Tips on How to Safely Use a Jointer

A jointer is one of those tools known for their vicious bites. Thus, it should come as no surprise that people, pros and DIYers alike, have lost fingers and other limbs to it. To avoid becoming a victim of a jointer incident, there are some safety protocols you need to adhere to.

In this article, we have compiled a list of seven jointer safety tips to help you avoid injuries while using this powerful woodworking tool.

Wear Goggles

The primary function of a jointer is to give a rough piece of lumber a flat surface. As such, you can expect flying wood debris when using this tool. For this reason, it is important to have goggles on.

Wear googles while using benchtop jointer

The goggles will protect you from flying wood debris that may fly into your eyes. Therefore, always ensure you have your goggles on before turning on a jointer.

The Size of The Wood Matters

A jointer is also used to straighten the edges of a piece of wood. The length of the piece of wood you use matters. Typically the best budget jointer will have an infeed for you to push wood towards the blade.  And the length of wood you are placing on the infeed table matters.

The recommended length is 10 to 12 inches. Anything less than 10 inches long should not be used on a jointer. Also, it may be a good idea to use a block plane to push the piece of wood.

Apart from length, thickness, and width also matters when choosing wood to be joint. That said, you should not joint edge wood that is less than ¼ inches thick. Also, you should avoid edge jointing wood that is less than ¾ inches wide.

When it comes to face jointing avoid jointing wood that is less than ⅜ inches thick and less than ¾ inches wide.

Always Use A Fence

There are those people who think that it’s unnecessary to use a fence on a jointer, don’t be one of them. The purpose of the fence is to ensure the wood is kept straight as you push it towards the jointer’s blade with ease.

The fence is, therefore, an important component to have on your jointer when working with wood. Not using it can result in damage to the wood or worse injuries.

Attach the Cutter Guard

The cutter guard is a safety feature found in most jointers. Its function is to protect your hands from coming into contact with the jointer’s spinning blades. Some people remove this part to make it easier to sharpen and replace the blades.

However, removing it is never a good idea. It is important to ensure the cutter guard is attached before turning on your jointer.

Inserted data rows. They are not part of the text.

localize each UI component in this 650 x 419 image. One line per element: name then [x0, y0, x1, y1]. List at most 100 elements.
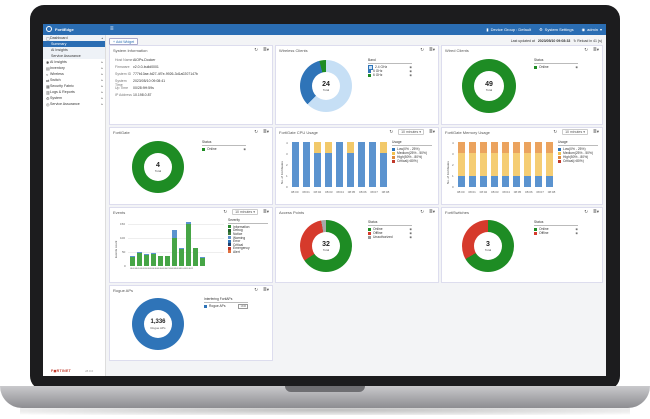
wireless-donut-chart[interactable]: 24 Total	[300, 60, 352, 112]
eye-icon[interactable]: ◉	[409, 235, 412, 239]
cpu-bar-chart[interactable]	[292, 142, 387, 187]
legend-item[interactable]: Online ◉	[534, 227, 578, 231]
sidebar-item-service-assurance-sub[interactable]: Service Assurance	[43, 53, 105, 59]
menu-toggle-icon[interactable]: ≡	[110, 26, 114, 32]
legend-item[interactable]: Online ◉	[202, 147, 246, 151]
events-bar-chart[interactable]	[130, 216, 205, 266]
system-settings-button[interactable]: ⚙ System Settings	[539, 27, 574, 32]
sidebar-item-dashboard[interactable]: ▢ Dashboard ▴	[43, 35, 105, 41]
widget-menu-icon[interactable]: ≣▾	[262, 287, 269, 292]
legend-item[interactable]: 6 GHz ◉	[368, 73, 412, 77]
legend-item[interactable]: Medium(25% - 50%)	[392, 151, 432, 155]
legend-item[interactable]: 2.4 GHz ◉	[368, 64, 412, 70]
refresh-icon[interactable]: ↻	[254, 47, 258, 52]
widget-menu-icon[interactable]: ≣▾	[592, 129, 599, 134]
eye-icon[interactable]: ◉	[409, 227, 412, 231]
gear-icon: ⚙	[46, 95, 50, 101]
legend-item[interactable]: Emergency	[228, 246, 268, 250]
eye-icon[interactable]: ◉	[575, 65, 578, 69]
widget-menu-icon[interactable]: ≣▾	[428, 47, 435, 52]
refresh-icon[interactable]: ↻	[254, 287, 258, 292]
legend-item[interactable]: Error	[228, 239, 268, 243]
refresh-icon[interactable]: ↻	[223, 209, 228, 214]
widget-menu-icon[interactable]: ≣▾	[592, 209, 599, 214]
refresh-icon[interactable]: ↻	[254, 129, 258, 134]
bulb-icon: ✱	[46, 59, 50, 65]
access-points-donut-chart[interactable]: 32 Total	[300, 220, 352, 272]
sidebar-item-switch[interactable]: ⇄ Switch ▸	[46, 77, 103, 83]
chevron-right-icon: ▸	[101, 96, 103, 100]
widget-menu-icon[interactable]: ≣▾	[262, 47, 269, 52]
legend-item[interactable]: Medium(25% - 50%)	[558, 151, 598, 155]
time-range-select[interactable]: 10 minutes ▾	[398, 129, 424, 135]
eye-icon[interactable]: ◉	[409, 69, 412, 73]
eye-icon[interactable]: ◉	[409, 231, 412, 235]
widget-menu-icon[interactable]: ≣▾	[592, 47, 599, 52]
legend-item[interactable]: High(50% - 80%)	[558, 155, 598, 159]
add-widget-button[interactable]: + Add Widget	[109, 38, 139, 45]
widget-menu-icon[interactable]: ≣▾	[262, 129, 269, 134]
legend-item[interactable]: Information	[228, 225, 268, 229]
eye-icon[interactable]: ◉	[409, 65, 412, 69]
legend-item[interactable]: Warning	[228, 236, 268, 240]
legend-item[interactable]: Offline ◉	[534, 231, 578, 235]
legend-item[interactable]: Online ◉	[534, 65, 578, 69]
legend-item[interactable]: 5 GHz ◉	[368, 69, 412, 73]
legend-item[interactable]: Offline ◉	[368, 231, 412, 235]
chevron-down-icon: ▾	[599, 27, 602, 32]
eye-icon[interactable]: ◉	[243, 147, 246, 151]
user-menu[interactable]: ◉ admin ▾	[581, 27, 602, 32]
sidebar-item-summary[interactable]: Summary	[43, 41, 105, 47]
device-group-selector[interactable]: ▮ Device Group : Default	[486, 27, 532, 32]
widget-menu-icon[interactable]: ≣▾	[428, 209, 435, 214]
fortinet-logo: F◼RTINET	[51, 369, 72, 373]
refresh-icon[interactable]: ↻	[584, 47, 588, 52]
refresh-icon[interactable]: ↻	[553, 129, 558, 134]
sidebar-item-ai-insights[interactable]: ✱ AI Insights ▸	[46, 59, 103, 65]
sidebar-item-inventory[interactable]: ▤ Inventory ▸	[46, 65, 103, 71]
legend-item[interactable]: Online ◉	[368, 227, 412, 231]
legend-item[interactable]: Alert	[228, 250, 268, 254]
legend-item[interactable]: Notice	[228, 232, 268, 236]
dashboard-main: + Add Widget Last updated at 2023/05/10 …	[107, 35, 606, 376]
sidebar-item-security-fabric[interactable]: ▦ Security Fabric ▸	[46, 83, 103, 89]
eye-icon[interactable]: ◉	[575, 231, 578, 235]
eye-icon[interactable]: ◉	[409, 73, 412, 77]
reload-button[interactable]: ↻ Reload in 41 (s)	[573, 39, 602, 43]
last-updated: Last updated at 2023/05/10 09:08:33 ↻ Re…	[510, 39, 602, 43]
legend-item[interactable]: Rogue APs 1336	[204, 303, 248, 309]
refresh-icon[interactable]: ↻	[420, 47, 424, 52]
eye-icon[interactable]: ◉	[575, 227, 578, 231]
refresh-icon[interactable]: ↻	[584, 209, 588, 214]
widget-menu-icon[interactable]: ≣▾	[428, 129, 435, 134]
brand[interactable]: FortiEdge	[46, 26, 74, 32]
legend-item[interactable]: High(50% - 80%)	[392, 155, 432, 159]
legend-item[interactable]: Critical(>80%)	[558, 159, 598, 163]
fortigate-donut-chart[interactable]: 4 Total	[132, 141, 184, 193]
sidebar-item-logs-reports[interactable]: ▥ Logs & Reports ▸	[46, 89, 103, 95]
legend-item[interactable]: Unauthorized ◉	[368, 235, 412, 239]
time-range-select[interactable]: 10 minutes ▾	[232, 209, 258, 215]
rogue-aps-donut-chart[interactable]: 1,336 Rogue APs	[132, 298, 184, 350]
sidebar-item-system[interactable]: ⚙ System ▸	[46, 95, 103, 101]
legend-item[interactable]: Critical(>80%)	[392, 159, 432, 163]
widget-wired-clients: Wired Clients ↻ ≣▾ 49 Total Status Online…	[441, 45, 603, 125]
legend-item[interactable]: Critical	[228, 243, 268, 247]
sidebar: ▢ Dashboard ▴ Summary AI Insights Servic…	[43, 35, 106, 376]
sidebar-item-service-assurance[interactable]: ◎ Service Assurance ▸	[46, 101, 103, 107]
sidebar-item-wireless[interactable]: ≈ Wireless ▸	[46, 71, 103, 77]
fortiswitches-donut-chart[interactable]: 3 Total	[462, 220, 514, 272]
legend-item[interactable]: Debug	[228, 228, 268, 232]
widget-fortigate: FortiGate ↻ ≣▾ 4 Total Status Online ◉	[109, 127, 273, 205]
legend-item[interactable]: Low(0% - 25%)	[392, 147, 432, 151]
wired-donut-chart[interactable]: 49 Total	[462, 59, 516, 113]
memory-bar-chart[interactable]	[458, 142, 553, 187]
refresh-icon[interactable]: ↻	[420, 209, 424, 214]
app-title: FortiEdge	[55, 26, 74, 32]
refresh-icon[interactable]: ↻	[389, 129, 394, 134]
legend-item[interactable]: Low(0% - 25%)	[558, 147, 598, 151]
widget-menu-icon[interactable]: ≣▾	[262, 209, 269, 214]
sidebar-item-ai-insights-sub[interactable]: AI Insights	[43, 47, 105, 53]
refresh-icon: ↻	[573, 39, 577, 43]
time-range-select[interactable]: 10 minutes ▾	[562, 129, 588, 135]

Not attaching this part can lead to serious injuries since you become exposed to the spinning blades of the jointer.

Avoid Wearing Loose Long-Sleeved Clothing

Loose clothing is a no-no when using a jointer. With loose clothing, there is always the risk of the loose sleeves getting caught by the spinning blades. When this happens, your hand will get pulled in towards the spinning blades as well.

Inspect the Grain

When using a jointer, you should ensure you are cutting with the grain not against it. The purpose of cutting with the grain is to avoid tear-out. Also, it ensures you can feet the board smoothly.

Wood grain is important

This is an important safety protocol always to follow that is often overlooked.

Inspect Board for Knots

A knot on a board can spell danger if not properly dealt with. However, it is important to inspect for knots on any piece of lumber before pushing through a jointer. Some people try and find a way around a knot when using a jointer.

The alternative is to adjust the depth of the cut. For any wood that has a knot, the depth of the cut should be adjusted to less than 1/32 inches. For materials that do not have a knot, the depth of the cut should be adjusted to 1/16 inches.

Do Not Put Your Hands Over the Blade.

Both hands should be used when pushing wood through a jointer’s cutter blades. With the help of a push, block use your left hand to push the wood towards the blade. Once about 10 inches of the wood has gone through the jointer shift to using your right hand.

The right hand should be used to hold the wood against the fence. When the wood is about 10 inches left, shift your weight so that you can use your right hand to ease the wood against the cutters.

It is important to remove your left hand and push block to avoid it coming into contact with the blades.

Remove Obstacles

When operating a jointer, the last thing you want is a messy work environment. You must be able to stand upright without having to go over boxes or any other obstacles. Therefore, the floor of your work area should be clear of all and any obstacles.

Also, when feeding wood to the jointer, make sure your fingers and thumbs are on top of it and not at the end of the wood. This is to minimize the risk of your fingers getting chopped off as you feed the wood through the jointer.

Additional safety tips

  • Read the jointer manufacturer’s instructions manual before using the jointer
  • Keep the knives of the jointer cutter head sharp and properly adjusted
  • When using a jointer stand to one side and not behind it
  • Ensure the cutter head is at full speed before commencing cutting
  • Keep your eyes glued to the jointer when using at all times

Conclusion

Jointers are handy tools to have in any workshop, especially where you are dealing with rough lumber. However, they can also be dangerous if not used properly. By following the above-outlined safety tips, you will be able to ensure your safety.

The manufacturer of your jointer will also have outlined additional safety features unique to your jointer in the instruction’s manual. It is for this reason that it is important to read the instructions manual before using a jointer for the first time.